Fataler ist, dass Chaouli das Schriftliche von Literatur mit dem Klanglichen von Musik in eins setzt – und von der Bedeutung des Remix in der Popmusik keinen Schimmer zu haben scheint. „So wie ein Musikliebhaber daran interessiert ist, sich fünf verschiedene Einspielungen von Beethovens Streichquartetten anzuhören“, schreibt er, „wäre ich gespannt auf fünf Remixe von ,Die Leiden des jungen Werthers‘.“ Absurder geht’s nicht: Zwischen zwei Beethoven-Aufnahmen mögen Welten liegen, der Notentext aber bleibt sakrosankt. Muss man Chaouli tatsächlich sagen, dass eine Einspielung etwas anderes ist als eine Komposition? Und Pop etwas anderes als Klassik?

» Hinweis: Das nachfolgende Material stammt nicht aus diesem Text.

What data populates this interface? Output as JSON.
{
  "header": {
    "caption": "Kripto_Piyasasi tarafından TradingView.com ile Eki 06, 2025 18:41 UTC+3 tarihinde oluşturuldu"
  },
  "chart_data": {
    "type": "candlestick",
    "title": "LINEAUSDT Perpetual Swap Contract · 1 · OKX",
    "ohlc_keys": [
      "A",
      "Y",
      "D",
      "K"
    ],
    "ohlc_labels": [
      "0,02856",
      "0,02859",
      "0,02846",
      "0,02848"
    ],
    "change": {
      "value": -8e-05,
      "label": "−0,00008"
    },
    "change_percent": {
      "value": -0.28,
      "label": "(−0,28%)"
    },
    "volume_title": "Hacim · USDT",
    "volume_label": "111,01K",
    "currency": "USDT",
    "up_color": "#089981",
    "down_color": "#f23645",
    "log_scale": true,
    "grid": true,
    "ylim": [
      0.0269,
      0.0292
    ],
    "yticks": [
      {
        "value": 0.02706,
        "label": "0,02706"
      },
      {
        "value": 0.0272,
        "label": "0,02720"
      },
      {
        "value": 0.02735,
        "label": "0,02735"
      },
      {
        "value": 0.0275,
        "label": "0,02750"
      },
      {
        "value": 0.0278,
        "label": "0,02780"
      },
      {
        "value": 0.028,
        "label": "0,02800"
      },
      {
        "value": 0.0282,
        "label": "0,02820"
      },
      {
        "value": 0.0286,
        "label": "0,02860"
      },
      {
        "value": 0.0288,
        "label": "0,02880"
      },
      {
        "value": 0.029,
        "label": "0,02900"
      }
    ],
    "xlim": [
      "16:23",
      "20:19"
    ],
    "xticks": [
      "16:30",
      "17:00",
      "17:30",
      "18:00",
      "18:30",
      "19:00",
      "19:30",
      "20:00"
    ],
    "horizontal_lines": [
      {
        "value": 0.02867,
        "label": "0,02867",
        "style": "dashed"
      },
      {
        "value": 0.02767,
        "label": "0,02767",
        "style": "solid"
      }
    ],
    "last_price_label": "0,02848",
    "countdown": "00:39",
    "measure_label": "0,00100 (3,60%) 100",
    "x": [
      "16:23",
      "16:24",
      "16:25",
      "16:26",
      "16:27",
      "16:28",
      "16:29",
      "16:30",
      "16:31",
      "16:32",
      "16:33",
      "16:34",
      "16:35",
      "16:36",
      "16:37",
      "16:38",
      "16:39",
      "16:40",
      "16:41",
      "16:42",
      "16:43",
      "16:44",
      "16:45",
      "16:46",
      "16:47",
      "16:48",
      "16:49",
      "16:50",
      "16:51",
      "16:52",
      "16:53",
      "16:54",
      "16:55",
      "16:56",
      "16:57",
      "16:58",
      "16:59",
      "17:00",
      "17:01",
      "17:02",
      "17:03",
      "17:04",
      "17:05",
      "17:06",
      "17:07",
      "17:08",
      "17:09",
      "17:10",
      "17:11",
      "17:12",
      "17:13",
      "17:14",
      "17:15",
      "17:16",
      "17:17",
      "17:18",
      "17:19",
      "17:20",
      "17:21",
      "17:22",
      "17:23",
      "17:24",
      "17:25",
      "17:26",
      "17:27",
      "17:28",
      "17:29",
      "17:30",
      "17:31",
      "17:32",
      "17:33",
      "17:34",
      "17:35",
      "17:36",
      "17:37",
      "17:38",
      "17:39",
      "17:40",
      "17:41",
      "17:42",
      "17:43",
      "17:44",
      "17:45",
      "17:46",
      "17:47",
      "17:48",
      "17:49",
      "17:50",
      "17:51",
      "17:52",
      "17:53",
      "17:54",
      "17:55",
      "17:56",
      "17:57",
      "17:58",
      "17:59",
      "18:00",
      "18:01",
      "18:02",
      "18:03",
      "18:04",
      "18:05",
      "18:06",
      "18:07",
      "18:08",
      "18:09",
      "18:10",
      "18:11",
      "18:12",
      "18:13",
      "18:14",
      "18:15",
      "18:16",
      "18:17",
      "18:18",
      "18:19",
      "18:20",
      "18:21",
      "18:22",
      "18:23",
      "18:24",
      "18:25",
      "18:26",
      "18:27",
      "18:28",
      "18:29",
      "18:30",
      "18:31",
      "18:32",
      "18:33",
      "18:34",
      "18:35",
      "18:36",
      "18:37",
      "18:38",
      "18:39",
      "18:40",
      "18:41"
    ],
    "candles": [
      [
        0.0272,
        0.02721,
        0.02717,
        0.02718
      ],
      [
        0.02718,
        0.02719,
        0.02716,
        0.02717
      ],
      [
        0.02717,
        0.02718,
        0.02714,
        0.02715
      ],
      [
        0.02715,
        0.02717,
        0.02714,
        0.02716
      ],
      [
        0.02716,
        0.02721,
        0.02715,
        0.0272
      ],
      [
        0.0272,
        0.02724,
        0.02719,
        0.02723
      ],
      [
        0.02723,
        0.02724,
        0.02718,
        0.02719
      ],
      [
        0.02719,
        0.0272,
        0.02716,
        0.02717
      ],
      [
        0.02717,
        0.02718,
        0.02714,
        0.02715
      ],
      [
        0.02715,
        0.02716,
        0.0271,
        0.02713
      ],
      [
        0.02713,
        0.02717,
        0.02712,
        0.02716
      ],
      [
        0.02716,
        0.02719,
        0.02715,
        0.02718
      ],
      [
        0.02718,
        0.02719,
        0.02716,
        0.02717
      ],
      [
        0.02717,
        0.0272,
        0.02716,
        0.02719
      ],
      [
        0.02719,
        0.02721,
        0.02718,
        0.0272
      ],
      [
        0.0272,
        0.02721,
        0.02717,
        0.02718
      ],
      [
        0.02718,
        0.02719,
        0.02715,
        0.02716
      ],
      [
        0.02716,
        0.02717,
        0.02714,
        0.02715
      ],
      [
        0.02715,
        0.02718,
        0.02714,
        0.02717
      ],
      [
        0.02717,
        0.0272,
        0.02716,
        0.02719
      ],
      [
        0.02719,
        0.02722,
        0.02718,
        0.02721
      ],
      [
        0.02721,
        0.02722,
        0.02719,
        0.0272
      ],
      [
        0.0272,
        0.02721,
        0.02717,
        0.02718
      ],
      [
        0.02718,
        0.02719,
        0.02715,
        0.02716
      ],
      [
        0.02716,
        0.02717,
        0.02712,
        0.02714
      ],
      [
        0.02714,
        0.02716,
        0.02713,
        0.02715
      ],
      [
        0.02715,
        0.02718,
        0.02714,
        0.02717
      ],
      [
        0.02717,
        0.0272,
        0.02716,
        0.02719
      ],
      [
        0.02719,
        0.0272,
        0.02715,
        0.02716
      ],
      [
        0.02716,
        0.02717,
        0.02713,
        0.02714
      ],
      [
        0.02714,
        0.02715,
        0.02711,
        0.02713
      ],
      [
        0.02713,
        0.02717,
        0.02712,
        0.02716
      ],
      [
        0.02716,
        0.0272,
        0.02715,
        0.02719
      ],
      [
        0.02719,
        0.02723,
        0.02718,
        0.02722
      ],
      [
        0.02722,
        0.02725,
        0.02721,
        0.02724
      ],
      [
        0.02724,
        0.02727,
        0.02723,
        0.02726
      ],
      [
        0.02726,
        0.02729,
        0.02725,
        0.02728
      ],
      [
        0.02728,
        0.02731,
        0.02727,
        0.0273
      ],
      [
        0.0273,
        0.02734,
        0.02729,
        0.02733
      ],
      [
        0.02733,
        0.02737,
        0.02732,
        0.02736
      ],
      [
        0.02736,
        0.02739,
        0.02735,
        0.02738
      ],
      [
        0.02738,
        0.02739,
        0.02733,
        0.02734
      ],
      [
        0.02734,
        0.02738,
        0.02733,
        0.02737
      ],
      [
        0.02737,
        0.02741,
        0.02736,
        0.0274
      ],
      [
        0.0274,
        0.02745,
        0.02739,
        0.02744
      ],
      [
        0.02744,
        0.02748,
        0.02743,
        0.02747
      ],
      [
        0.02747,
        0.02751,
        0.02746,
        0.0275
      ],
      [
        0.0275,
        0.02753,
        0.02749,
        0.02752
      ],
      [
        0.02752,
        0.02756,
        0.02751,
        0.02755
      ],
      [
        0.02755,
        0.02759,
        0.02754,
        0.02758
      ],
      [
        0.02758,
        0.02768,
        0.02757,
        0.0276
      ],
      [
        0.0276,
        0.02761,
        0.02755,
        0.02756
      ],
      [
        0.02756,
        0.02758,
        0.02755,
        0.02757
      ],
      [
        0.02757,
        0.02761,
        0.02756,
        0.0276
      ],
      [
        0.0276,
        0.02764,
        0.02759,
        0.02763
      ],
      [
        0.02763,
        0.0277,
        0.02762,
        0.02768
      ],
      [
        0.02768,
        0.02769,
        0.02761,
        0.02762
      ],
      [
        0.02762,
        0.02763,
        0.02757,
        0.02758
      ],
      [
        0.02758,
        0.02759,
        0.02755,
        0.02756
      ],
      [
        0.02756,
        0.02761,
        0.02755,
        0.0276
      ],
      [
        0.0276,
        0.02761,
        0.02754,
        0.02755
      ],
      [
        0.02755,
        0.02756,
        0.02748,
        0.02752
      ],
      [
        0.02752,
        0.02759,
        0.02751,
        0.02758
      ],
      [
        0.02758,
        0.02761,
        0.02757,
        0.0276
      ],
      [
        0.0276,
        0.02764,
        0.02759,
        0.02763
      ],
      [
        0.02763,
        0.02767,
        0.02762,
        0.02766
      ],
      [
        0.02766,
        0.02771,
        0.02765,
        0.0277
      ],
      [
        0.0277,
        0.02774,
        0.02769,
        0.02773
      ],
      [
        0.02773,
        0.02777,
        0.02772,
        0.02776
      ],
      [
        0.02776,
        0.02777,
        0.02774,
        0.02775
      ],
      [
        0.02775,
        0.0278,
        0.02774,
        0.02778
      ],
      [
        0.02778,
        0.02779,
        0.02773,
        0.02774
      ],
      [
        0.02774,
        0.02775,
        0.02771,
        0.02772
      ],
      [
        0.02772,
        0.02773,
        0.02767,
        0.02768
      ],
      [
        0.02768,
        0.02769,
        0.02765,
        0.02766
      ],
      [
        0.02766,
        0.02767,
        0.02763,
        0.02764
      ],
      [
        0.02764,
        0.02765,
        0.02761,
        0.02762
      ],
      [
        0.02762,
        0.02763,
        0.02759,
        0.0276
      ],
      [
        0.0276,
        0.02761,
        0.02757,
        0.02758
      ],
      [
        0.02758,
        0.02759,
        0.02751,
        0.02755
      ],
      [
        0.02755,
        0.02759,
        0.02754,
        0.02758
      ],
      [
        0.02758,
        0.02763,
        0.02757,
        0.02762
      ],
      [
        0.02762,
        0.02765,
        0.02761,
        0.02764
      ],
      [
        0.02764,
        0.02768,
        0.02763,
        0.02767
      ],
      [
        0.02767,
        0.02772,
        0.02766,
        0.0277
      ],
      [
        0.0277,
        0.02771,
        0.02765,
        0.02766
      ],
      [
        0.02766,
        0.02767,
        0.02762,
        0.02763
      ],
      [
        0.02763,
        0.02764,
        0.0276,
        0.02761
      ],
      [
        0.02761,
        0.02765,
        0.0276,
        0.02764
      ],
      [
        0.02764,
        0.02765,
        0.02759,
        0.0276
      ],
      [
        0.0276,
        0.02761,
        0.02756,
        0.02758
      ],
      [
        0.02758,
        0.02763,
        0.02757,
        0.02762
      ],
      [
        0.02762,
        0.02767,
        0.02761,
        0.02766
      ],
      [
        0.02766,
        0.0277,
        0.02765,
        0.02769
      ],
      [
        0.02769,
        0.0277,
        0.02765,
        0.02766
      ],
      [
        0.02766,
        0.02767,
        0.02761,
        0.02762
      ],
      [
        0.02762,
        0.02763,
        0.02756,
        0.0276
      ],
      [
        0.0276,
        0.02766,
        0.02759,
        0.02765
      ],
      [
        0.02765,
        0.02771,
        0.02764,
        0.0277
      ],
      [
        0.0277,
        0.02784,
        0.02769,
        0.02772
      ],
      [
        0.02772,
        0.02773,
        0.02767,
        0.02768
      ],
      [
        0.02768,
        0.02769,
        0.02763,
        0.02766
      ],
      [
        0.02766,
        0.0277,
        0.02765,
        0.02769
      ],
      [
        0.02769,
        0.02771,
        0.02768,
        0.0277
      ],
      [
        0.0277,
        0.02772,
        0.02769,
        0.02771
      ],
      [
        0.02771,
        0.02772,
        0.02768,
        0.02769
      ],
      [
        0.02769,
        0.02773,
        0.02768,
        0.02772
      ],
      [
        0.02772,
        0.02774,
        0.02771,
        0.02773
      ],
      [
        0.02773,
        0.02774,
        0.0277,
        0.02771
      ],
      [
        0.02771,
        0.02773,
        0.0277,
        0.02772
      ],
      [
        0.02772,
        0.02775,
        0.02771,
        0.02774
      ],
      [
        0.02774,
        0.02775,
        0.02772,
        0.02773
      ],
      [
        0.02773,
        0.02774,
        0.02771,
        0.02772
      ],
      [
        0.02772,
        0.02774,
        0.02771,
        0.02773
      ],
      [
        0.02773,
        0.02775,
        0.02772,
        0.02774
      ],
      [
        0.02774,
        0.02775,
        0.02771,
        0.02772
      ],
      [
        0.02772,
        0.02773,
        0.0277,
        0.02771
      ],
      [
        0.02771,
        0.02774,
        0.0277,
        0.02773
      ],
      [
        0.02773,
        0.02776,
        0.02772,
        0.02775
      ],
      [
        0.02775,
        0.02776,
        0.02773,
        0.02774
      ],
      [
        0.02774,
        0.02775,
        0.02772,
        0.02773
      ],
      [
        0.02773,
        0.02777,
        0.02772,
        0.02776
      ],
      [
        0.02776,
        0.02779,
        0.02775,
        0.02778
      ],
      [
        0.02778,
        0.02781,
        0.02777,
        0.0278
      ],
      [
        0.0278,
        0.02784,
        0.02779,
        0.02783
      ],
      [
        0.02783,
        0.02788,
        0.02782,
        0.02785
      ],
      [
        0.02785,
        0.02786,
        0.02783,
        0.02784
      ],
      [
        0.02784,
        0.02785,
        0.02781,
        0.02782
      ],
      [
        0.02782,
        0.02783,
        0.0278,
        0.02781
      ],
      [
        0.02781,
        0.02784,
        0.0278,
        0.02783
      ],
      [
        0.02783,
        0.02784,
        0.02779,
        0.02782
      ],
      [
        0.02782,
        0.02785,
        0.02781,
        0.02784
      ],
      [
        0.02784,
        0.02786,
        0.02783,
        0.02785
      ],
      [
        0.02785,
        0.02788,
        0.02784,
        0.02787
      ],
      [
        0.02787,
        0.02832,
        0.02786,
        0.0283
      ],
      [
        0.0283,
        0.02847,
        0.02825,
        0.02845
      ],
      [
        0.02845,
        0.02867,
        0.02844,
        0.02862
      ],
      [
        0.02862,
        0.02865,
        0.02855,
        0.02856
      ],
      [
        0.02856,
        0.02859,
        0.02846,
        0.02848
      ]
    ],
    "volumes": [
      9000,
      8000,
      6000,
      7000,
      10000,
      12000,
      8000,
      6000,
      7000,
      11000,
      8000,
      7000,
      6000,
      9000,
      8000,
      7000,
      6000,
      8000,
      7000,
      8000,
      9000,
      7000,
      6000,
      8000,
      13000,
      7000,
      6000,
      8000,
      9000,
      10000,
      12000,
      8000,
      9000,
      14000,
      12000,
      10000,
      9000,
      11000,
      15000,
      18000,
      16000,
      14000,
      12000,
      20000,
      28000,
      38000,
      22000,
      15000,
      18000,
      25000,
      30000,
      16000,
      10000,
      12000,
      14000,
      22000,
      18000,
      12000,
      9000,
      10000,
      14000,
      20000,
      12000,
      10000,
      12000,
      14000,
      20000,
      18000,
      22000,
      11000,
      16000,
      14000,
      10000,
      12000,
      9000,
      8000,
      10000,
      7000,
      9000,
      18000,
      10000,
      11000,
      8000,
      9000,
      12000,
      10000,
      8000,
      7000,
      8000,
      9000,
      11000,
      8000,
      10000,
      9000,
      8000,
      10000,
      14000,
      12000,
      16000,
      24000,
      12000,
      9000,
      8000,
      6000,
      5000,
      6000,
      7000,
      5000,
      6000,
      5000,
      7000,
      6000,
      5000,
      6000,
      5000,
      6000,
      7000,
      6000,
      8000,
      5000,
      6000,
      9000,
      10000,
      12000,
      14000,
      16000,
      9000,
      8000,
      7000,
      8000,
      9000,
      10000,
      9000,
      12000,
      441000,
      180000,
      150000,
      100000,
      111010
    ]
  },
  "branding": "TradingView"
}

Die Parameter, die es beim Remix von Literatur zu verändern gälte, lassen sich ohnehin nicht über mathematisch fixierbare Eigenschaften wie Tonhöhe und Tonlänge definieren. Man sollte deshalb weniger von Remixes als von Remakes sprechen – in der Hoffnung auf Sinn und Verstand. Die Chancen, dass Michel Chaoulis Visionen wahr werden, stehen jedenfalls schlecht. Oder glaubt irgend jemand, dass man seinen Essay eines Tages maschinell reparieren könnte?